A strong push, generated by thousands of crowd members, throbbed forward. Meredith felt the push in his back. He stumbled forward and looked up to find himself face-to-face with a tipsy and angered motorcyclist.
Panicked, he attempted to throw himself backwards into the crowd but he was met with the wall of people behind him. He felt a hand land on his left shoulder, but he was too distracted by the readying security guard to pay attention to the girl in the white crochet dress who was trying to pull him back into the crowd.
“The way she does just what she’s told!”
The biker took a step towards him, malice on his face. Panicked, Meredith reached into his waistband, securing the gun in his hand.
“Down to me!”
A weight suddenly placed itself hard onto his shoulder. Someone with a malevolent hand had clasped the base of his neck with a grip tight from anger. Meredith caught a glimpse of the leather jacket out of the corner of his eye. A sharp pain followed.
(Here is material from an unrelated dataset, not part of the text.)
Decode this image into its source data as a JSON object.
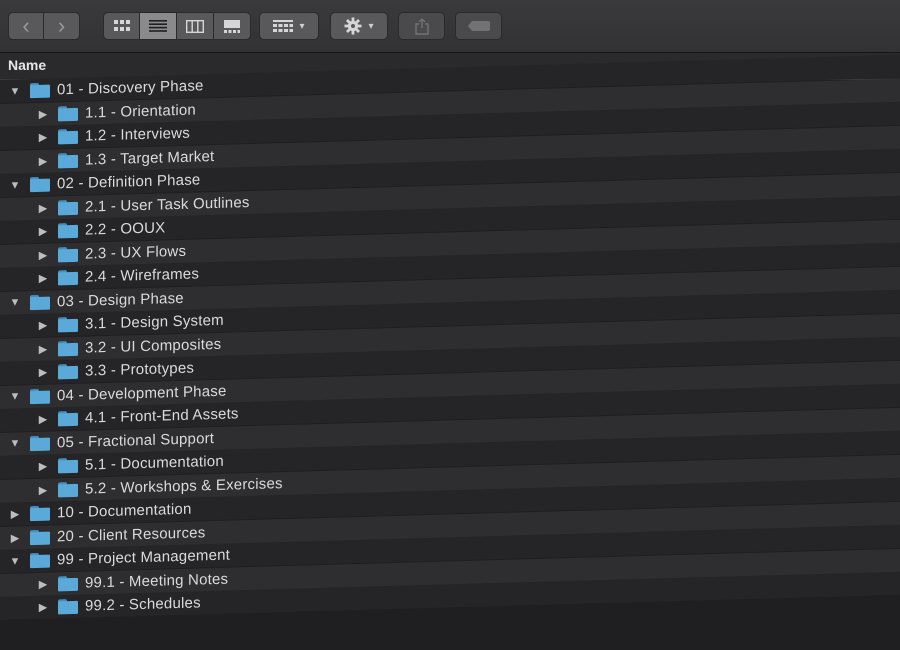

His left eye was blinded by his own blood, bubbling out from the thin wound on his temple. The gun lodged itself out of his hand and fell into oblivion. He was yanked back into the arms of his attackers.
“The change has come!”
He was grabbed and pushed by his assailants – at least two Angels. Another sharp pain shot into his back from a knife brought down from the sky. Another followed, then another. There was nothing Meredith could do but be soaked by the pouring rain. And that night, it rained daggers.
The pains continued until they stopped, and they stopped suddenly. As the last of his actions, Meredith Hunter collapsed to the ground. His impact ended an era. It ended the era of peace and love. But it didn’t end the music. The music went on.
“She’s under my thumb!”
Meredith Hunter died of his stab wounds on December 6, 1969, at the infamous Free Concert at the Altamont Raceway. He died almost immediately.
He was eighteen years of age at the time of his death.